I don't know if this is the right place to post this, feel free to redirect me.
I am a student in computer science and I am working on a website. Naturally I will need a domain name and ssl/tls certificate to use the HTTPS protocol. I can get a cheap domain name at google for only 12 bucks per year, so that's not an issue. I am just not sure about where to get the ssl/tls certificate. I saw that Let's Encrypt is a non profit organization, does that mean I can get a certificate for free?
I don't mind paying a small amount (naturally I don't have a huge budget since I am still studying). Any help and pointers are much appreciated!
Well, no, it doesn't mean that--non-profits can and often do charge for their services--but it's nonetheless true that Let's Encrypt certs are free.
But even prior to the material Osiris posted, how are you going to be hosting this website? Are you going to be running your own server (whether on your own hardware or someone else's, like a VPS host)? Or are you going to be using a web-hosting service? Because if the latter, they'd often take care of the certificate for you, so you'd want to look for one that includes Let's Encrypt (or other free) certs in their hosting plan.
Well, I am currently using react for the frontend and django as backend. I just deployed the frontend to firebase which is free up until a certain point. For the backend I am still looking for a solution, I don't think there would be a lot of users at the start, so I think it is a viable option to host the backend at home on some old computer as I can't seem to find a (cheap) solution for hosting a django backend which also requires mysql. Although, I am not sure what the actual cost will be for one, electricity (I imagine running a pc 24/7 will contribute to the bills) and two, internet cost (though, there will only be text transfer, no video's).
Oh, yea, ofcourse, so I see two solutions then, either use some hosting platform that already has the certificate, or host it myself and make sure I get the certificate in order to support a connection of https
Note also that yo can host static content with your own custom domain on github pages or cloudflare pages and they'll sort out the https for you, you would then just need to maintain the backend (if it's an API). If you're using server side rendering for your html that's a bit more involved but there are probably still free ways to achieve that.
You can generally get cheap linux based vm for about $3.50 USD per month (AWS lightsail) if you need to do something with processing and a database etc.

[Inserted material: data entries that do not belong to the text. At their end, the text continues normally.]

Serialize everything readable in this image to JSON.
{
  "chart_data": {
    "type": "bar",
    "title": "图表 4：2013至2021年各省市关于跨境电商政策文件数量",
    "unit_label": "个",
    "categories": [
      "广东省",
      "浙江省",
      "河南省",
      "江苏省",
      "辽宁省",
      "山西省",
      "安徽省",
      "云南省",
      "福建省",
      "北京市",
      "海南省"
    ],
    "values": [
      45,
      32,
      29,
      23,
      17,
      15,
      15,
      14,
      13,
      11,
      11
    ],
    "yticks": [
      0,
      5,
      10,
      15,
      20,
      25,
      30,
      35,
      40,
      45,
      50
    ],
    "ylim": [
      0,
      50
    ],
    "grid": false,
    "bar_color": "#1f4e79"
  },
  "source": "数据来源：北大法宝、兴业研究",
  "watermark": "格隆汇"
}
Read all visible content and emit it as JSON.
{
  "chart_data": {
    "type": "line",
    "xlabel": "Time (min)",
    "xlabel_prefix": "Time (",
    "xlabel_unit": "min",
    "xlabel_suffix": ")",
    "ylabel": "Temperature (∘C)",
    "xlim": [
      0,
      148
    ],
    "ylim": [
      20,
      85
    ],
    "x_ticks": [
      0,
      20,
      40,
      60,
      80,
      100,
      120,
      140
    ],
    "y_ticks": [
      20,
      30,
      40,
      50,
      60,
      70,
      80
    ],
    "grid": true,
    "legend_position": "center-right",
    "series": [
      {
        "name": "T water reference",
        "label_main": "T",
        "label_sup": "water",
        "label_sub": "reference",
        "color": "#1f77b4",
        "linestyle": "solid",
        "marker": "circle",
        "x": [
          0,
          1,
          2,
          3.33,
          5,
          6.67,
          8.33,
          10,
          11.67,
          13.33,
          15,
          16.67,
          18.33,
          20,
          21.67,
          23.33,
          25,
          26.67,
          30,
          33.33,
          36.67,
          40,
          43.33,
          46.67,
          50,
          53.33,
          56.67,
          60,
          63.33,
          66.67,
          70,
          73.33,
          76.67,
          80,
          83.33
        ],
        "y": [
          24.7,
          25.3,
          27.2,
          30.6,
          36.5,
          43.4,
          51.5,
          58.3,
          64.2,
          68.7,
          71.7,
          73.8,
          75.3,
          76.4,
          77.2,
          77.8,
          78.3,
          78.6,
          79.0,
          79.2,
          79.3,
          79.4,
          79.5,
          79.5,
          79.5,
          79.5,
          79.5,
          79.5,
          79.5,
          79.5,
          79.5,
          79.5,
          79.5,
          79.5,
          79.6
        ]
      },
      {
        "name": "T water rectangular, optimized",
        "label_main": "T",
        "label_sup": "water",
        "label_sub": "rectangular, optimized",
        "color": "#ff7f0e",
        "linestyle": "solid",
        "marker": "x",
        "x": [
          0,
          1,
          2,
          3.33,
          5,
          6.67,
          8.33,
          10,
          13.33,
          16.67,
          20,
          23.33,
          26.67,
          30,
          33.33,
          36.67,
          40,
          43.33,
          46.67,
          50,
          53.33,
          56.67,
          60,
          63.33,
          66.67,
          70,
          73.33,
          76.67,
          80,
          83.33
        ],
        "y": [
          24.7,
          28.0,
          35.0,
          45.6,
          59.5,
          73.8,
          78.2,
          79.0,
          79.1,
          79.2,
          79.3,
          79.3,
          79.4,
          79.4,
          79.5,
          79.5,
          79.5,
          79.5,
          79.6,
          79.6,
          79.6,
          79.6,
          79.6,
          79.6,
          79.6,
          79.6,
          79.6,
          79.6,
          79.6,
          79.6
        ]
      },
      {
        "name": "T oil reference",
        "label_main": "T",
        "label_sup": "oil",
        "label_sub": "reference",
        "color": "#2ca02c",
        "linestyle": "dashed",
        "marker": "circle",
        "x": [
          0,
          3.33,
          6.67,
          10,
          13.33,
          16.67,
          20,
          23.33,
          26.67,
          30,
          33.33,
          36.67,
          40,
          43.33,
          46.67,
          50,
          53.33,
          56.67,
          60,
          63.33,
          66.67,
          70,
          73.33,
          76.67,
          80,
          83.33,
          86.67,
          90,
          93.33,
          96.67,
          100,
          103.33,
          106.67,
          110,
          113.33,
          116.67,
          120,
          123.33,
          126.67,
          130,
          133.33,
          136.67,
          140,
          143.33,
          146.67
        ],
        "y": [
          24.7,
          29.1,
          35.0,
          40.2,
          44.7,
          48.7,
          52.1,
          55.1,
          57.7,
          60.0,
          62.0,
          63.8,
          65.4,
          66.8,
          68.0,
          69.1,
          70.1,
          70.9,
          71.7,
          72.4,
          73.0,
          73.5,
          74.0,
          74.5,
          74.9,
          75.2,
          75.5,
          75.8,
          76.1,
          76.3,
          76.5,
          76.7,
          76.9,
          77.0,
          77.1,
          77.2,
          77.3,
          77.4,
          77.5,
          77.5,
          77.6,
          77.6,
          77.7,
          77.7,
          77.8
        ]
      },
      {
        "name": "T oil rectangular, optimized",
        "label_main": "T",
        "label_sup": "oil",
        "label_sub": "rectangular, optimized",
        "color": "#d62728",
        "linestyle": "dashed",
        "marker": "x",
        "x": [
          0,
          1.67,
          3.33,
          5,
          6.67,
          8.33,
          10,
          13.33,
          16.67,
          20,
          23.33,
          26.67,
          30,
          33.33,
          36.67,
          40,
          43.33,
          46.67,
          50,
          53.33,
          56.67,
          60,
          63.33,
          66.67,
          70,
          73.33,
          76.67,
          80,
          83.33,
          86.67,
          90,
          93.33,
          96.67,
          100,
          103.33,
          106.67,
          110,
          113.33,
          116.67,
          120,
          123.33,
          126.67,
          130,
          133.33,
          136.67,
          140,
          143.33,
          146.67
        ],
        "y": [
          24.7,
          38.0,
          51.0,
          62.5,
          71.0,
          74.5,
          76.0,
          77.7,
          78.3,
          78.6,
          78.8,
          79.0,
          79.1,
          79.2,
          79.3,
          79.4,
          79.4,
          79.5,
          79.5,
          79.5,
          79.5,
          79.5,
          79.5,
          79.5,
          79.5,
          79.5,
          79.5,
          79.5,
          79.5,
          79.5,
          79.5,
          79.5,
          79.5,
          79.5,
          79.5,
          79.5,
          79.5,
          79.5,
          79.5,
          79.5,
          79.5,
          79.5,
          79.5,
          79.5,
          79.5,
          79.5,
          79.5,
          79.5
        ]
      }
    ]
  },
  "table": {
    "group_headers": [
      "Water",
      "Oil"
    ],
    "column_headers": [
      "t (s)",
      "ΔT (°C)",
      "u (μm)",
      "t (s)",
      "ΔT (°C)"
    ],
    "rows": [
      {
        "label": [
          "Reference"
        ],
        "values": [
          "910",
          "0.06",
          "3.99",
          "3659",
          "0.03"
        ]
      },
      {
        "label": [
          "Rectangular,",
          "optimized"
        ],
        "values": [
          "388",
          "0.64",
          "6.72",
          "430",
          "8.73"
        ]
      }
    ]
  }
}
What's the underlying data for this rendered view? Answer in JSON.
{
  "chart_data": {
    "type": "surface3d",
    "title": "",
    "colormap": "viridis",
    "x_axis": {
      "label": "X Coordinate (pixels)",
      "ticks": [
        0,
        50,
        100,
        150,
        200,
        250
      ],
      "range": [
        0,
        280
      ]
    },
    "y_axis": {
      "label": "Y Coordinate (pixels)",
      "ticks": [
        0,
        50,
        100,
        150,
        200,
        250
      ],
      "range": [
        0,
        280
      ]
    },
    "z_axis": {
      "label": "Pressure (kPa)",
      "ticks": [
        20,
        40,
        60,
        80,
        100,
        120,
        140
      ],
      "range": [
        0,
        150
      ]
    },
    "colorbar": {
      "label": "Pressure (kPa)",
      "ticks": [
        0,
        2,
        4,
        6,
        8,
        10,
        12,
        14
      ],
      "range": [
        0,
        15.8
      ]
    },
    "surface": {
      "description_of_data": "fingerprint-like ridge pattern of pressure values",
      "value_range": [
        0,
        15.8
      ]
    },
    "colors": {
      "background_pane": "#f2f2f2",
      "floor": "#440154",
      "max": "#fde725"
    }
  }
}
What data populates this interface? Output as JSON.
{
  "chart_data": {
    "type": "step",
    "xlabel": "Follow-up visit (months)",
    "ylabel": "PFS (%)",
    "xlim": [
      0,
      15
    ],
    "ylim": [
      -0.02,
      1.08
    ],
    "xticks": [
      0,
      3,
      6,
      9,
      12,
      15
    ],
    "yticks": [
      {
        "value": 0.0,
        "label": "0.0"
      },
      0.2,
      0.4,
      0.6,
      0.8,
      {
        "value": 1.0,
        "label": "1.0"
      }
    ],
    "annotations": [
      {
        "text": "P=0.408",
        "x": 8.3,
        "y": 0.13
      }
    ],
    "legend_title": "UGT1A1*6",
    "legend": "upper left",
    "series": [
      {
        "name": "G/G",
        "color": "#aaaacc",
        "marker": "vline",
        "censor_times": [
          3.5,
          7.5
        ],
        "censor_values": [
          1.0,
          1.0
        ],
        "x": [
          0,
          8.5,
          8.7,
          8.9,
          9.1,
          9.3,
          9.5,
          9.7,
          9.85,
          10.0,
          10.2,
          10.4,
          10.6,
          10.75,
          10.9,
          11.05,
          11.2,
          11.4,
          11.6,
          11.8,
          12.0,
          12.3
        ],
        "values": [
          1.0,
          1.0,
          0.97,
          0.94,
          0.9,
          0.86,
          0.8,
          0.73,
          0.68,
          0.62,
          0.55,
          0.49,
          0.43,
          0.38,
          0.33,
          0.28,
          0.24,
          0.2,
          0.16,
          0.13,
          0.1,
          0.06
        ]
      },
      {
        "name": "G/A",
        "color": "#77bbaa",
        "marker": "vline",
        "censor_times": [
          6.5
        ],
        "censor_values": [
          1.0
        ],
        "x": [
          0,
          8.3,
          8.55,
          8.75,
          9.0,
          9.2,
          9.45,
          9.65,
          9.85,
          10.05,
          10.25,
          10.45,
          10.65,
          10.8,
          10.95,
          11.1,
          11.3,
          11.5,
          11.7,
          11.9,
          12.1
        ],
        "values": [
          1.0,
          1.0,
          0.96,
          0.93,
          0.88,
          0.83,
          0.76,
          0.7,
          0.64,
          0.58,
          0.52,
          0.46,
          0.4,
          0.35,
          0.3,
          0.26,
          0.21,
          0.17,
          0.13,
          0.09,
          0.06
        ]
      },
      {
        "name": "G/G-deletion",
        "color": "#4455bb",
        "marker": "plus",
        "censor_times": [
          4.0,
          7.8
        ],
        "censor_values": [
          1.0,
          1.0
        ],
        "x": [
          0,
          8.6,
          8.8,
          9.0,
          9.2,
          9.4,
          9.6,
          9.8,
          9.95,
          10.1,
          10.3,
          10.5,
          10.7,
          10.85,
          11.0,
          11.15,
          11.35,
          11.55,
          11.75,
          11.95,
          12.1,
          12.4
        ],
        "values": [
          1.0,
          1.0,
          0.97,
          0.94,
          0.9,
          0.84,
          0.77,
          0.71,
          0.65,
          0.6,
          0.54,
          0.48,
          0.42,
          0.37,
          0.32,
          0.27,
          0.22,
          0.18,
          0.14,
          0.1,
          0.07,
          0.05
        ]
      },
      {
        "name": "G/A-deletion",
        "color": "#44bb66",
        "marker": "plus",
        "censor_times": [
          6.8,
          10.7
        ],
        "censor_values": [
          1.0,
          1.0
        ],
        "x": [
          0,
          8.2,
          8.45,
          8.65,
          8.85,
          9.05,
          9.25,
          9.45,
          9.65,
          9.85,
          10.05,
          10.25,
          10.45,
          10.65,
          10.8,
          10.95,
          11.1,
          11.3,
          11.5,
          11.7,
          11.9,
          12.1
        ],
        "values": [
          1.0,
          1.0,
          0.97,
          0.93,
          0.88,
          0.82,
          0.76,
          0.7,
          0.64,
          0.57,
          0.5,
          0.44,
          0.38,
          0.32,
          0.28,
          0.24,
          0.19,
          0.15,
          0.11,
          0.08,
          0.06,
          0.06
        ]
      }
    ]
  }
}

well I am a student too but I am hosting my website and testing it as a hobby only
btw, straight to the point for hosting, I used many free hosting providers but I didn't like any cause of some limitations or other causes now I am using Azure free tier ( free for 12 months ) to host my website on Azure VM, if you want I can help you to get Free VM for hosting and Free TSL/SSL with Let'sEncrypt it's just too easy believe me
interesting, I didn't know that. Where can I get more info about this? I need to put my react somewhere, but also django, I believe react is static content? I am not sure. Django probably not as it manages a database.
Sure. What technologies are you using? I am working with react frontend and django backend, currently looking for a place to put django, though I am thinking about hosting it at home. So I would need to make it work with django on some local machine. Currently looking into certbot, which unfortunately does not permit me to get a certificate for an ip or localhost (which I guess makes sense).
I am still learning a lot and I just want to mess around, the only reason why I am trying to get a certificate is because my react code apperently won't set a cookie if it is not coming from an https, even though both servers are running on localhost...
Django is server side python and runs on your server and is indeed dynamic.(needs a server you control).
@Plegeus I recently got a VPS for 90 cent (euro) per month. 1 vCPU, 1 GB RAM, 10 GB SSD. Scaleway calls it stardust, and it has pretty limited availability -- it's IPv6 only, of course. You can save a lot of money if you don't need IPv4.